The Original Beck Map with the Modern Network

This creation by Arturs D, a volunteer at the London Transport Museum, is a faithful transplantion of the original c.1933 H.C. “Harry” Beck London tube map, the first to show the network as a diagram with rigid lines and corners – to the modern day network. The official Transport for London map is itself the modern successor to the Beck original, however over time it has evolved in design – from the coloured diamond interchanges being replaced with black circles, to the increasing clutter of adding several non-tube networks (DLR, Trams, TfL-managed heavy rail and now riverbus stops), station note “daggers” and accessibility markers.

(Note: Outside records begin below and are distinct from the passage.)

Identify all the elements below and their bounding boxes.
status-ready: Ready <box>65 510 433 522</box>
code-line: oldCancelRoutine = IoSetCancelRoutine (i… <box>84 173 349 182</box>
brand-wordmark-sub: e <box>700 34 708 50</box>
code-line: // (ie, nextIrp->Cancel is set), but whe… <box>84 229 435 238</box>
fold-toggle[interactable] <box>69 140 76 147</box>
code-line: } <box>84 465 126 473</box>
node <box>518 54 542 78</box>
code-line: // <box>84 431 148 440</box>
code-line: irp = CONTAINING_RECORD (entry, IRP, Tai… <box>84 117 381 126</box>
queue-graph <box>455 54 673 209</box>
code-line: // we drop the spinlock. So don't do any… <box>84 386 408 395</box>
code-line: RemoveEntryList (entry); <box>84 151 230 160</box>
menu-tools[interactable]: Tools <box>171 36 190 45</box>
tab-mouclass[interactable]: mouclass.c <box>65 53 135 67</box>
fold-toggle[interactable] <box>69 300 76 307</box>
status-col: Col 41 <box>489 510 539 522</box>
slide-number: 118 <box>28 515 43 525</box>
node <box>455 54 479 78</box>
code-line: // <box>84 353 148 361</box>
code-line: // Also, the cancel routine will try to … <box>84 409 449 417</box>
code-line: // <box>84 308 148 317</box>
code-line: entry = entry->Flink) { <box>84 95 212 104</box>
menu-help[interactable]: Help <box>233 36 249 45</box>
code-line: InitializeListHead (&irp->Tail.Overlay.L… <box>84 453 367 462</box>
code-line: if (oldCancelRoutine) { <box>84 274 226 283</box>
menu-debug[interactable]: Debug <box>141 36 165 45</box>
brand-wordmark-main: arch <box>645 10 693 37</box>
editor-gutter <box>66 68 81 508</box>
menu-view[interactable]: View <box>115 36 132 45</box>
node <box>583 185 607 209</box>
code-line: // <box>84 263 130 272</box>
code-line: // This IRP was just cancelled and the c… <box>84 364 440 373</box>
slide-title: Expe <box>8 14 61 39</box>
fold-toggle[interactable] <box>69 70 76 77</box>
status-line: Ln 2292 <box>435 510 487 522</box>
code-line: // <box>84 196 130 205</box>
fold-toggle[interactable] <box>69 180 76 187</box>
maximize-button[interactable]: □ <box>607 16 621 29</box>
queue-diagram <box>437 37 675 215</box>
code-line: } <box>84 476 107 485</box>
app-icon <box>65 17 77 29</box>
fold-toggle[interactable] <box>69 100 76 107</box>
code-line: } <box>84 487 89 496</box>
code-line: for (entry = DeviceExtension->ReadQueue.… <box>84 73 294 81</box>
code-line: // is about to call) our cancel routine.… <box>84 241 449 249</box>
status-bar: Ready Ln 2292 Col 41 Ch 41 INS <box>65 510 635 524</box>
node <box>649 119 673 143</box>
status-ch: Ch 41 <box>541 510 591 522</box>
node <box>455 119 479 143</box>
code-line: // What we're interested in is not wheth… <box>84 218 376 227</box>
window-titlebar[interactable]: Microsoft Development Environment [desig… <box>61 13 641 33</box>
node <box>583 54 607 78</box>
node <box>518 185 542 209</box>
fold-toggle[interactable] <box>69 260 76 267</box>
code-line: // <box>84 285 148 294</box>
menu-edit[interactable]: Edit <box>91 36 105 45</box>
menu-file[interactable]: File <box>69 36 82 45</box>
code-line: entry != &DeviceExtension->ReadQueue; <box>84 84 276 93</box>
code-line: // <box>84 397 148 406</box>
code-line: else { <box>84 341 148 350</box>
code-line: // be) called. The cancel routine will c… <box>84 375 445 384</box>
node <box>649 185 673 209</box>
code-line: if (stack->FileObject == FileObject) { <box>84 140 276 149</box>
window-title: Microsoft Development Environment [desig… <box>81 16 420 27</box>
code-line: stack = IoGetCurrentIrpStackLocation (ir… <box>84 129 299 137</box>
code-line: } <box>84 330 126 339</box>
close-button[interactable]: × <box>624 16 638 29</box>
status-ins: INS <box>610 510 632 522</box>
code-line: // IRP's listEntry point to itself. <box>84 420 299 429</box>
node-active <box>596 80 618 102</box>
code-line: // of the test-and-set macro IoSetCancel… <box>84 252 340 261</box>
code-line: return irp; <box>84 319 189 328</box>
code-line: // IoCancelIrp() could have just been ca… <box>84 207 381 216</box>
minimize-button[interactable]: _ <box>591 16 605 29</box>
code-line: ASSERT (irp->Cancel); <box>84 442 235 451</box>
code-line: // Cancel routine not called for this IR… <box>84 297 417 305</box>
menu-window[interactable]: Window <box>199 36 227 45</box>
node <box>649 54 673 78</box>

So, taking this step back to the simple, revolutionary “circuit board” design, but incorporating the changes to the tube itself, is a breath of fresh air. Arturs has taken great care to keep the original look and feel of the 1933 map, with its varying colours and some cartographic inconsistencies. Sure, you could fix these, but then it wouldn’t be a homage to the original, and the temptation to over-detail would be there.

The “Under Consideration” for the proposed extension of the Bakerloo line is a nice touch, and the Northern Line extension is included too – again, both echoing the style of the original.

The distinctive overall tone produces something which the modern traveller can use while giving it an instant vintage “wall art” appeal too. How brilliant would it be if TfL released this as one of their “official” maps?